The following code performs a semantic search on the ChromaDB database, searching for information related to the query "What is new in AI?". 

In [27]:
embed_fn.document_mode = False # Switch to query mode when generating embeddings.
query = "What is new in AI?"

result = db.query(query_texts=[query], n_results=1)
[all_passages] = result["documents"]

We now construct the prompt, based on the passages retrieved. 

In [30]:
prompt = f"""You are a helpful and informative bot that answers questions in detail using text from the reference passage included below. 
If the passage is irrelevant to the answer, you may ignore it.

QUESTION: {query}
"""

# Add the retrieved documents to the prompt.
for passage in all_passages:
    passage_oneline = passage.replace("\n", " ")
    prompt += f"PASSAGE: {passage_oneline}\n"
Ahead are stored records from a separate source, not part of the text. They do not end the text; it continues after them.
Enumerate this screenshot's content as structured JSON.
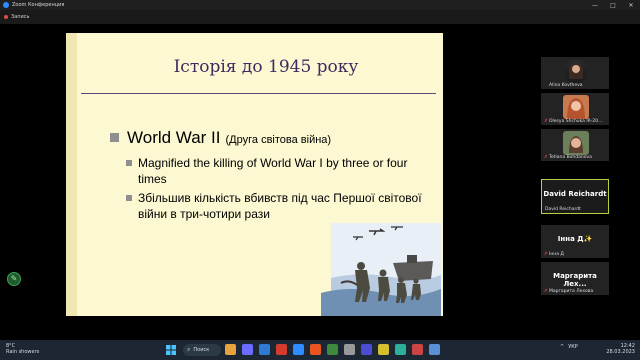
{
  "window": {
    "title": "Zoom Конференция",
    "recording_label": "Запись"
  },
  "slide": {
    "title": "Історія до 1945 року",
    "bullet_main": "World War II",
    "bullet_main_ua": "(Друга світова війна)",
    "sub_bullets": [
      "Magnified the killing of World War I by three or four times",
      "Збільшив кількість вбивств під час Першої світової війни в три-чотири рази"
    ]
  },
  "participants": [
    {
      "name": "Alina Kovtheva"
    },
    {
      "name": "Olesya Shchuka IR-20..."
    },
    {
      "name": "Tetiana Bohdanova"
    },
    {
      "name": "David Reichardt",
      "display": "David Reichardt"
    },
    {
      "name": "Інна Д",
      "display": "Інна Д✨"
    },
    {
      "name": "Маргарита Лехова",
      "display": "Маргарита Лех..."
    }
  ],
  "taskbar": {
    "weather_temp": "8°C",
    "weather_desc": "Rain showers",
    "search_label": "Поиск",
    "lang": "УКР",
    "time": "12:42",
    "date": "28.03.2023"
  },
  "colors": {
    "slide_bg": "#fbf8d2",
    "title_color": "#3d2b60",
    "active_border": "#b7d13a",
    "taskbar_bg": "#1c2733"
  }
}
We finally make our question: "What is new in AI?", according to the retrieved youtube video transcripts.

In [31]:
answer = client.models.generate_content(
    model="gemini-2.0-flash",
    contents=prompt)

Markdown(answer.text)

According to the passage, the AI use case no one is talking about is AI's role in how we interact socially and what that might mean for all of us. It mentions a fascinating interview with Reid Hoffman, co-founder of LinkedIn, who comes at it from this angle. The true killer app of AI will be multiplayer social, not just single-payer chatbots like ChatGPT. Within a few years, we are likely to be in a surrounding field of agents. These agents won't just be for individual use, but will mediate interactions between individuals, groups, and societies. They will make the currently more invisible networks we live in more mediated. For example, having agents listen during conversation and potentially offering corrections or additional information like mentioning a philosopher relevant to the discussion. These agents would be in the field around us and could be socially aware.